In 2018 Starbucks sent 25 million old paper coffee cups to a paper mill in Wisconsin, where they were processed into recycled fiber and sent to another company to be made into paperboard for new cups. This was a pilot project Starbucks conducted to prove that old, used coffee cups could indeed be recycled into new cups.
There is a misconception that it is more expensive to recycle cups that other paper. But coffee cups could actually yield a higher-quality fiber.
Fast Company News headquartered in New York City, N.Y., USA, had more details in their Nov. 26, 2018 report:
Earlier this year, Starbucks sent 18 truckloads of old paper cups to a paper mill in Wisconsin to prove a point: Contrary to a widespread myth, paper coffee cups can be recycled cost-effectively. The cups–25 million in total, from excess inventory that the coffee chain otherwise would have sent to landfill–were processed at the mill. Then the recycled fiber was sent to another partner to be incorporated into paperboard for new Starbucks cups.
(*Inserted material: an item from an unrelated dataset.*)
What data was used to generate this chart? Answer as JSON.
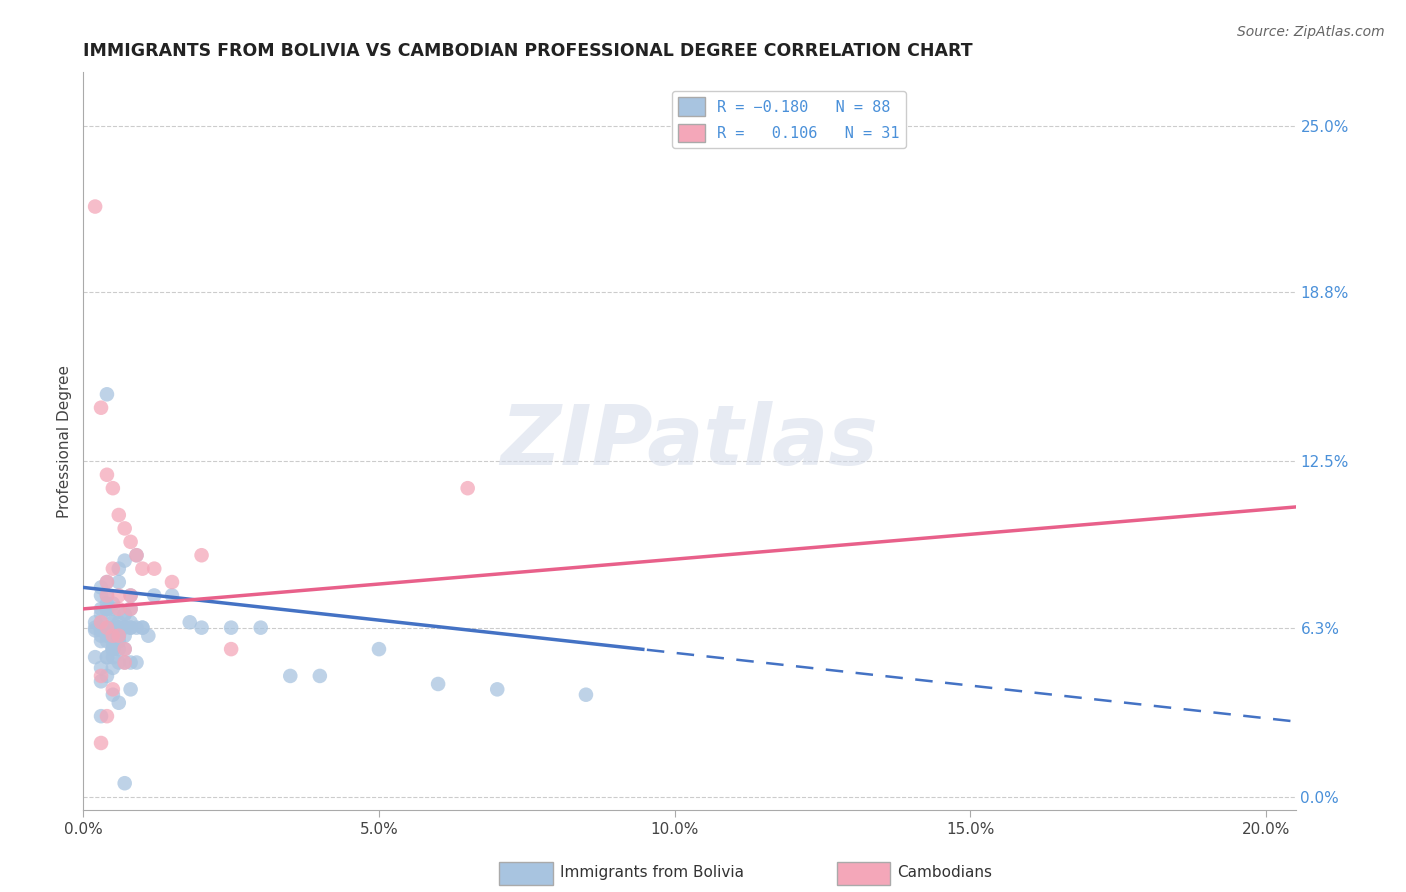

The pilot project was a way to "demonstrate that a coffee cup can be turned back into a coffee cup," said Jay Hunsberger, VP of sales for North America from Sustana, the mill that recycled the old cups. At the mill, the cups were mixed with water and ground into a pulp with a seven-foot-tall corkscrew to begin to separate the plastic lining that helps keep coffee cups from getting soggy. The fibers were screened and washed to finish the separation, then made into sheets and sent to WestRock, a packaging company, to be made into paperboard. At a third company, Seda, the board was printed with the Starbucks logo and shaped into new cups.